Calderon's proposal, if approved, would mean no jail sentence or fine and no criminal record of arrest or possession if the individual completes drug treatment, in the case of addiction, or a drug education program
“The Mexican president's proposal would also decriminalize possession of small amounts of heroin, cocaine and methamphetamine,” says a statement by MPP.
"It's fantastic that John Walters has recognized the massive destruction the drug war has inflicted on Mexico and is now calling for reforms there, but he's a rank hypocrite if he continues opposing similar reforms in the U.S.," Kampia says. "The Mexican proposal is far more sweeping than MPP's proposals to decriminalize marijuana or make marijuana medically available, both of which John Walters and his henchmen rail against."
Policy watchers will be watching to see if Walters changes his tune in the United States.

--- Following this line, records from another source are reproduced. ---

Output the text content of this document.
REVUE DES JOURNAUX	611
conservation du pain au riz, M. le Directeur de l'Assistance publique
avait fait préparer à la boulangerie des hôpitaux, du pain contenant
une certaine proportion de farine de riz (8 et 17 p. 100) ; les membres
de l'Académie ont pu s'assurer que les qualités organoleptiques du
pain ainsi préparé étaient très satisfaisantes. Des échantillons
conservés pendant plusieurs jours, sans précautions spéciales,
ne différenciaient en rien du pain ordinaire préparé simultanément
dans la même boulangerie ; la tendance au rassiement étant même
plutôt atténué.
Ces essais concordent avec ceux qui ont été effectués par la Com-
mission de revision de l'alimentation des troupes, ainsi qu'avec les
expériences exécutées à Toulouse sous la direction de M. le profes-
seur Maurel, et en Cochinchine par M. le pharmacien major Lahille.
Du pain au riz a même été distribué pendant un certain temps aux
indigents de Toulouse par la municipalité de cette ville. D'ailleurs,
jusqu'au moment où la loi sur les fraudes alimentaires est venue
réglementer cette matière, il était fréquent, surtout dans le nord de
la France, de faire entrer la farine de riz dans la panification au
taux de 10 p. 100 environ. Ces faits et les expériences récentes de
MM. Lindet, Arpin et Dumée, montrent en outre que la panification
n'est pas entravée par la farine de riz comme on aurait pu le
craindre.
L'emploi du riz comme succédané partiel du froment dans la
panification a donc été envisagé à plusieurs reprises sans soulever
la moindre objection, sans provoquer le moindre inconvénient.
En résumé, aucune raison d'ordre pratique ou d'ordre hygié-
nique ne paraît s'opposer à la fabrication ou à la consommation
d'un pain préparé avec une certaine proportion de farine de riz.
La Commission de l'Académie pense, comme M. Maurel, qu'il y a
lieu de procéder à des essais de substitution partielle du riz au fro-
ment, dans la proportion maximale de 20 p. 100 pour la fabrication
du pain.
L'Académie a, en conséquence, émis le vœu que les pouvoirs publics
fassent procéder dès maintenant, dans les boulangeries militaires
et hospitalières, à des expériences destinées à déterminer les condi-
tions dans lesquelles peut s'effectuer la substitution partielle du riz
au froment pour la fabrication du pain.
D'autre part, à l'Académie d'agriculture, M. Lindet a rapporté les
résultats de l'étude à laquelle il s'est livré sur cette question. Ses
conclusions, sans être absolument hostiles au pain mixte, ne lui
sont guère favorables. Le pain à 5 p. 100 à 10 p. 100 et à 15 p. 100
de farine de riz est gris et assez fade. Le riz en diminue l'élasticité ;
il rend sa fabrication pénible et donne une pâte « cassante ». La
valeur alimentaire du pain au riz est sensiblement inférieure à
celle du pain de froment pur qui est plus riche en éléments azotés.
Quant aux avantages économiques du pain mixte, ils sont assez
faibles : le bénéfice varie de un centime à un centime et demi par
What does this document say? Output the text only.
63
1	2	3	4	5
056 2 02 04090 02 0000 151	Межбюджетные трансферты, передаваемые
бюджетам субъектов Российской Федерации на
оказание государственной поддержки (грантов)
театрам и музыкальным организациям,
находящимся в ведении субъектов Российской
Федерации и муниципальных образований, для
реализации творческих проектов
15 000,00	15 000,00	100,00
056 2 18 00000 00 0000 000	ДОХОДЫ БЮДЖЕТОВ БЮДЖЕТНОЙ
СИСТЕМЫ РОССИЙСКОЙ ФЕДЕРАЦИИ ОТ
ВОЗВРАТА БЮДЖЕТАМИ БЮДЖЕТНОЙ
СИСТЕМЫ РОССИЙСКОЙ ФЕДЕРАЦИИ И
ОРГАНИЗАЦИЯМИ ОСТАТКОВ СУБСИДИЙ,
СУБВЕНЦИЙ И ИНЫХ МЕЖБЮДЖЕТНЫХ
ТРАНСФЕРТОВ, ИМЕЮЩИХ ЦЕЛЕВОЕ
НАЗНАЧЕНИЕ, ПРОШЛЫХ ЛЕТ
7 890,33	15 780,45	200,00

“In a March 19, 2008, press release from the White House Office of National Drug Control Policy,” the MPP statement says, “Deputy Director Scott Burns called a New Hampshire proposal to impose a $200 fine rather than jail time for a small amount of marijuana ‘a dangerous first step toward complete drug legalization.’ ”
It’s probably a good idea that MPP and others not expect too much. We have a for-profit prison system to keep in business, and with 2007 marijuana possession arrests at 872,720, those laws are needed to keep beds filled. After all, arrests for all violent crimes combined only totaled 597,447.
The last record set for marijuana arrests was 829,627 in 2006.